Foster said putting in place more regulations will not necessarily prevent a future financial crisis and Dodd-Frank would not have prevented the last disaster, nor could it at this point prevent contagion from a future crisis in Europe.
"The one thing we know works is requiring financial institutions to hold substantial amounts of capital," Foster said.
But the Basel capital requirements, from the global Basel Committee on Banking Supervision, have become too convoluted, even for regulators.
"Rather than trying to be sophisticated about risk weighting, just require capital," Foster urged.
James Gattuso, a senior fellow in regulatory policy at the Heritage Foundation, said the collapse of Lehman Brothers was one trigger of the recession.
"There have been huge economic policy mistakes that have occurred since 2008," Gattuso said.
Gattuso said the report fails to fully account for the costs of over-regulation, increased debt and overspending.
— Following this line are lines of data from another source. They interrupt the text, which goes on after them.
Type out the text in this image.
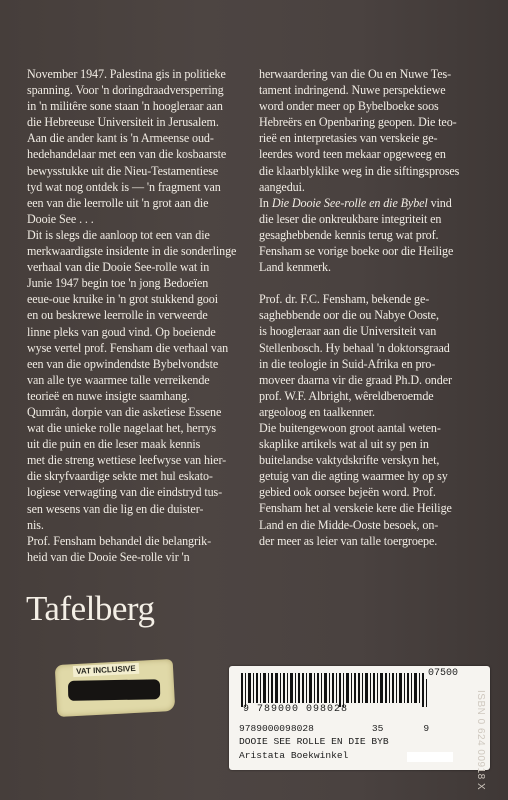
November 1947. Palestina gis in politieke
spanning. Voor 'n doringdraadversperring
in 'n militêre sone staan 'n hoogleraar aan
die Hebreeuse Universiteit in Jerusalem.
Aan die ander kant is 'n Armeense oud-
hedehandelaar met een van die kosbaarste
bewysstukke uit die Nieu-Testamentiese
tyd wat nog ontdek is — 'n fragment van
een van die leerrolle uit 'n grot aan die
Dooie See . . .

Dit is slegs die aanloop tot een van die
merkwaardigste insidente in die sonderlinge
verhaal van die Dooie See-rolle wat in
Junie 1947 begin toe 'n jong Bedoeïen
eeue-oue kruike in 'n grot stukkend gooi
en ou beskrewe leerrolle in verweerde
linne pleks van goud vind. Op boeiende
wyse vertel prof. Fensham die verhaal van
een van die opwindendste Bybelvondste
van alle tye waarmee talle verreikende
teorieë en nuwe insigte saamhang.

Qumrân, dorpie van die asketiese Essene
wat die unieke rolle nagelaat het, herrys
uit die puin en die leser maak kennis
met die streng wettiese leefwyse van hier-
die skryfvaardige sekte met hul eskato-
logiese verwagting van die eindstryd tus-
sen wesens van die lig en die duister-
nis.

Prof. Fensham behandel die belangrik-
heid van die Dooie See-rolle vir 'n

herwaardering van die Ou en Nuwe Tes-
tament indringend. Nuwe perspektiewe
word onder meer op Bybelboeke soos
Hebreërs en Openbaring geopen. Die teo-
rieë en interpretasies van verskeie ge-
leerdes word teen mekaar opgeweeg en
die klaarblyklike weg in die siftingsproses
aangedui.

In Die Dooie See-rolle en die Bybel vind
die leser die onkreukbare integriteit en
gesaghebbende kennis terug wat prof.
Fensham se vorige boeke oor die Heilige
Land kenmerk.

Prof. dr. F.C. Fensham, bekende ge-
saghebbende oor die ou Nabye Ooste,
is hoogleraar aan die Universiteit van
Stellenbosch. Hy behaal 'n doktorsgraad
in die teologie in Suid-Afrika en pro-
moveer daarna vir die graad Ph.D. onder
prof. W.F. Albright, wêreldberoemde
argeoloog en taalkenner.

Die buitengewoon groot aantal weten-
skaplike artikels wat al uit sy pen in
buitelandse vaktydskrifte verskyn het,
getuig van die agting waarmee hy op sy
gebied ook oorsee bejeën word. Prof.
Fensham het al verskeie kere die Heilige
Land en die Midde-Ooste besoek, on-
der meer as leier van talle toergroepe.

Tafelberg
VAT INCLUSIVE	07500
9 789000 098028
9789000098028	35	9
DOOIE SEE ROLLE EN DIE BYB
Aristata Boekwinkel	ISBN 0 624 00918 X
"To isolate the effects of the banking crisis and the other bad economic policies is essential if you're going to estimate the cost of the banking crisis," he said.
Gattuso said the United States needs a "properly functioning bankruptcy system" and a "financial industry that works, where failure is punished and success is rewarded."
Kelleher agreed on that point, saying his report's objective was to start a discussion in light of the still-troubled U.S. economy.
"There are 23.1 million Americans who cannot find work and 11 million homeowners, almost one in four, saddled with mortgages higher than their homes, so-called underwater mortgages," Kelleher said.
"The most important part of financial reform is regulating "too big to fail" banks, so that if they fail, they fail without causing a collapse of the financial system or an economic crisis."